Discovery Security Concerns

kurtdean
Kilo Contributor

Hi All,

Some of my business units are concerned that allowing authenticated discovery will create a massive vulnerability in the following scenario:

  • A malicious user gains access to our instance with an administrative or other powerful role
  • A custom probe is created containing dangerous code that can be executed on one or more hosts. It could delete everything on a file system, or steal data, or anything you can imagine doing with malicious code.
  • The discovery is kicked off by this user and the code executes, causing mayhem and world war three.

My answer to this risk includes mitigating controls:

  • Access to our SN instance requires MFA, reducing the likelihood of an outside attack.
  • Administrative roles able to create and execute discovery are limited, and actions are logged.
  • Accounts used for discovery should be limited in what they are able to do. Sudo is required to return many useful results, but accounts can be limited to running specific commands.

I'm sure we can lock it down further by only providing the service account during discovery, and removing it or changing the password each time, but this will add overhead to the process.

My questions:

  • Is the scenario above realistic?
  • Are there other approaches to mitigate this risk not mentioned?
  • Is there a comprehensive guide to creating hardened service accounts for discovery that we can reference?

Thanks!

Kurt

9 REPLIES 9

bernyalvarado
Mega Sage

Hi Kurt,



All the points that you mention are valid.

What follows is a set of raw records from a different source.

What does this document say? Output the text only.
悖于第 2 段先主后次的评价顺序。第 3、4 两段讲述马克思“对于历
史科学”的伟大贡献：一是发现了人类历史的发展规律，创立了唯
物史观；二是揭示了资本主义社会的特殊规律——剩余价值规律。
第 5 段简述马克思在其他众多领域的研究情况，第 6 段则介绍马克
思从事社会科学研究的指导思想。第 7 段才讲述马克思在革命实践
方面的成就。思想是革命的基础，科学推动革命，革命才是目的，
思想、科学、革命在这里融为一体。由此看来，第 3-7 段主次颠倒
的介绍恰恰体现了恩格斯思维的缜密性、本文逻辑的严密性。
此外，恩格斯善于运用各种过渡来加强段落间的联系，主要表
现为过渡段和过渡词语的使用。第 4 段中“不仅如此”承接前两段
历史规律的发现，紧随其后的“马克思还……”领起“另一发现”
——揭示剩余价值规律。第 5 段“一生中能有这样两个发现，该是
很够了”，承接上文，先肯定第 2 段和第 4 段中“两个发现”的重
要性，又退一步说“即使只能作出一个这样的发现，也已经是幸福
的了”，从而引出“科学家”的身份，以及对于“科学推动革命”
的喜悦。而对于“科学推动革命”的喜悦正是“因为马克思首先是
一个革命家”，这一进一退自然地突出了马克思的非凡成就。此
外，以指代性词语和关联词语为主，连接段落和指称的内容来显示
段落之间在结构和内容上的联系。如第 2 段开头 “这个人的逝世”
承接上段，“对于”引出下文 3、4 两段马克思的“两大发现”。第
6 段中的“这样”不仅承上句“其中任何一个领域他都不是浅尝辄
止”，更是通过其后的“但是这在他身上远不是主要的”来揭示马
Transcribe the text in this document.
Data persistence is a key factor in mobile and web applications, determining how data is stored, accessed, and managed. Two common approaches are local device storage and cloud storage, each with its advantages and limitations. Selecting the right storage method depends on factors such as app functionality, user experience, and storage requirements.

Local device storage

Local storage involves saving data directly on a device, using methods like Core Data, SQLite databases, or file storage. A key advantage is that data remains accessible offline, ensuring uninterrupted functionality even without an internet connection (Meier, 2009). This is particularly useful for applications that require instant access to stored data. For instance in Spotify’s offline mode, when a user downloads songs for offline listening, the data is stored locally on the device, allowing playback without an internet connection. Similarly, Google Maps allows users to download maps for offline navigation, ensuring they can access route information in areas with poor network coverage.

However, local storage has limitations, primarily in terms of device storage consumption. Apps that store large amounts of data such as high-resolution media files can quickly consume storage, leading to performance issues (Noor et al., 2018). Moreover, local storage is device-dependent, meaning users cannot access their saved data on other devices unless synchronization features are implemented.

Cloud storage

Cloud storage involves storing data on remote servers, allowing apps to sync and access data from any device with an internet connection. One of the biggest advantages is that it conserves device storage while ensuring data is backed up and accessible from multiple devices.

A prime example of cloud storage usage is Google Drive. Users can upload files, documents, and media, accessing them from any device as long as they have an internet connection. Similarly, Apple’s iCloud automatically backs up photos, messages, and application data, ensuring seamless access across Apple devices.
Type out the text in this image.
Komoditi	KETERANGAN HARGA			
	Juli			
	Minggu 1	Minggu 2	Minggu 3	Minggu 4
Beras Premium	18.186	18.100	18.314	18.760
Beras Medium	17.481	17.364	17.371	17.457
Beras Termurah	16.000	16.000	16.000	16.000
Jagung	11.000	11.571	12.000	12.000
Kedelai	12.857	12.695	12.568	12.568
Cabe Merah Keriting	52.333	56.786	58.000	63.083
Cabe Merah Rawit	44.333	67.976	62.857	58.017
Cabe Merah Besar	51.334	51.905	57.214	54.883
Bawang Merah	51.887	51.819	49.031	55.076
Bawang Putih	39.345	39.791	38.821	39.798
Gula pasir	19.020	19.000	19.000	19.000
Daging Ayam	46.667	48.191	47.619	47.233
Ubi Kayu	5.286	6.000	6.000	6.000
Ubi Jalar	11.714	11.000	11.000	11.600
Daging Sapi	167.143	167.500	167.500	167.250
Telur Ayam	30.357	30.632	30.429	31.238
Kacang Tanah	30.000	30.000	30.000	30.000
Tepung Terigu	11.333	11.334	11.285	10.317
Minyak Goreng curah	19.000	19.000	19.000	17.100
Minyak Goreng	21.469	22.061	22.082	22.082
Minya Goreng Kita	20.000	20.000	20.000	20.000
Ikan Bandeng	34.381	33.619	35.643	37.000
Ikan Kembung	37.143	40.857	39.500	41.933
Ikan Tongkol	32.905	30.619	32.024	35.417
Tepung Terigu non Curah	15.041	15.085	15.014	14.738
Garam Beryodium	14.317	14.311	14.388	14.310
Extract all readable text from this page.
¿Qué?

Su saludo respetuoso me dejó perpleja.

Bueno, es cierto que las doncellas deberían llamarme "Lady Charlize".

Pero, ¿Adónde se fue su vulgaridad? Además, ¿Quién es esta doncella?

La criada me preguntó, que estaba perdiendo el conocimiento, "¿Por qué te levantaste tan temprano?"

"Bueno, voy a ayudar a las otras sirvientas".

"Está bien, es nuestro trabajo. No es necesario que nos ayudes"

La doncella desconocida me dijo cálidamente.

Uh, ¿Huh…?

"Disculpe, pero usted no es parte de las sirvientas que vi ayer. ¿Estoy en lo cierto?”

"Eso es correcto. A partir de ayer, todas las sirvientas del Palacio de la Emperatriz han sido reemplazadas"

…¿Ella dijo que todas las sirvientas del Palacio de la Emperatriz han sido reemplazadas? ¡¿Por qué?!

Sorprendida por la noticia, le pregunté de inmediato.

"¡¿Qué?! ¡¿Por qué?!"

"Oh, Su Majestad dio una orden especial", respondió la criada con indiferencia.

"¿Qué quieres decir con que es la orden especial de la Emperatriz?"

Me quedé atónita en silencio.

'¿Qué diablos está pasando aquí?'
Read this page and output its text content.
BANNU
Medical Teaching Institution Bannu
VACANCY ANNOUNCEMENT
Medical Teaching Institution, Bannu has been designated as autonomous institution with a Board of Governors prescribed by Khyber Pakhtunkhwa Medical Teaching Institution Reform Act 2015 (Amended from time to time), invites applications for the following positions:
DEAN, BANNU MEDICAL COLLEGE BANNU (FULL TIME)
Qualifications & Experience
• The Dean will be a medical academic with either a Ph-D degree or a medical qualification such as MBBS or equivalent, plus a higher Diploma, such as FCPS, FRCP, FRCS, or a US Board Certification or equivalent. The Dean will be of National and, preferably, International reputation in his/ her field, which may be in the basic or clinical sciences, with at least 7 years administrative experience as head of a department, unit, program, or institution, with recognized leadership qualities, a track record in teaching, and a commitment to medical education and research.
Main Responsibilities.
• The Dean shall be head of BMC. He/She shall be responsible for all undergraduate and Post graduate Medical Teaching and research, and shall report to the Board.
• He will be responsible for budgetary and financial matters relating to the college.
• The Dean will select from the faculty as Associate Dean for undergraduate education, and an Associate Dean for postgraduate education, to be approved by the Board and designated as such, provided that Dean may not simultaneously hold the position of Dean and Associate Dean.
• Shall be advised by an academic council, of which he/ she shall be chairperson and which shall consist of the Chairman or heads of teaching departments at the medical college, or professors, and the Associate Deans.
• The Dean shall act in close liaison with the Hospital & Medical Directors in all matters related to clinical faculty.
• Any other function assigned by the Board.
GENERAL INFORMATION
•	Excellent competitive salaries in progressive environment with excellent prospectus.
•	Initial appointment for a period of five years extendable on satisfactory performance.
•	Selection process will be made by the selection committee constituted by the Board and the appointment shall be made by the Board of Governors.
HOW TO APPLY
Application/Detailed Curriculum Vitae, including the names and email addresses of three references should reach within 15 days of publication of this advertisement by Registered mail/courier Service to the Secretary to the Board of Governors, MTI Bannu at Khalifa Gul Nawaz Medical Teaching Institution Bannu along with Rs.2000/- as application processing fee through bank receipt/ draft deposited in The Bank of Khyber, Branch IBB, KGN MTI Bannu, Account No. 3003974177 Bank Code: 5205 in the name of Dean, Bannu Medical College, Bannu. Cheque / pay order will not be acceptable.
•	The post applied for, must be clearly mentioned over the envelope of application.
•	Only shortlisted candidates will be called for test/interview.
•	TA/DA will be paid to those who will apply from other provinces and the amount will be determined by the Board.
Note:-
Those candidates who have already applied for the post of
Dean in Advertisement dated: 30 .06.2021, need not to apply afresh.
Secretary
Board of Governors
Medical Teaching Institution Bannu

Is the scenario realistic? Indeed it is. I haven't heard yet of an event where the risk has become a problem perhaps primarily because of how the risk is mitigated. On all honesty, very few should have access to admin accounts and it's traceable who is doing what.  



Are there other approaches to mitigate this risk? Perhaps...


a) lock your instance so that it's only accessible from a whitelist of IPs (ranges).


b) don't discover areas/devices that hold extremely sensitive information


c) hold indicators / audits within your instance that shows activity around discovery and changes to its behaviors


d) get professional assistance (hopefully third party)



Thanks,


Berny


bernyalvarado
Mega Sage

This is a great question and in general a great topic!



Feel free to contact me at balvarado@volteo.com if you will like to talk more about it.



Thanks,


Berny


Jeff Boltz1
Mega Guru

All the previous suggestions are great.


I would add:


1.   Use External Credential Storage (ECS) https://docs.servicenow.com/bundle/istanbul-it-operations-management/page/product/discovery/concept/...


2.   See if your ECS solution can change the password after usage


3.   Use complex, long passwords


4.   Discovery performed via RFC (maybe routine change)/allowed window.   Monitor/alert for interactions outside of that time-frame


5.   Limit who has access to ECC queue/Discovery setup/MID server


6.   Only allow CI sign on with the ID from your MID server only


7 - For ssh credentials, use private key credentials rather than password.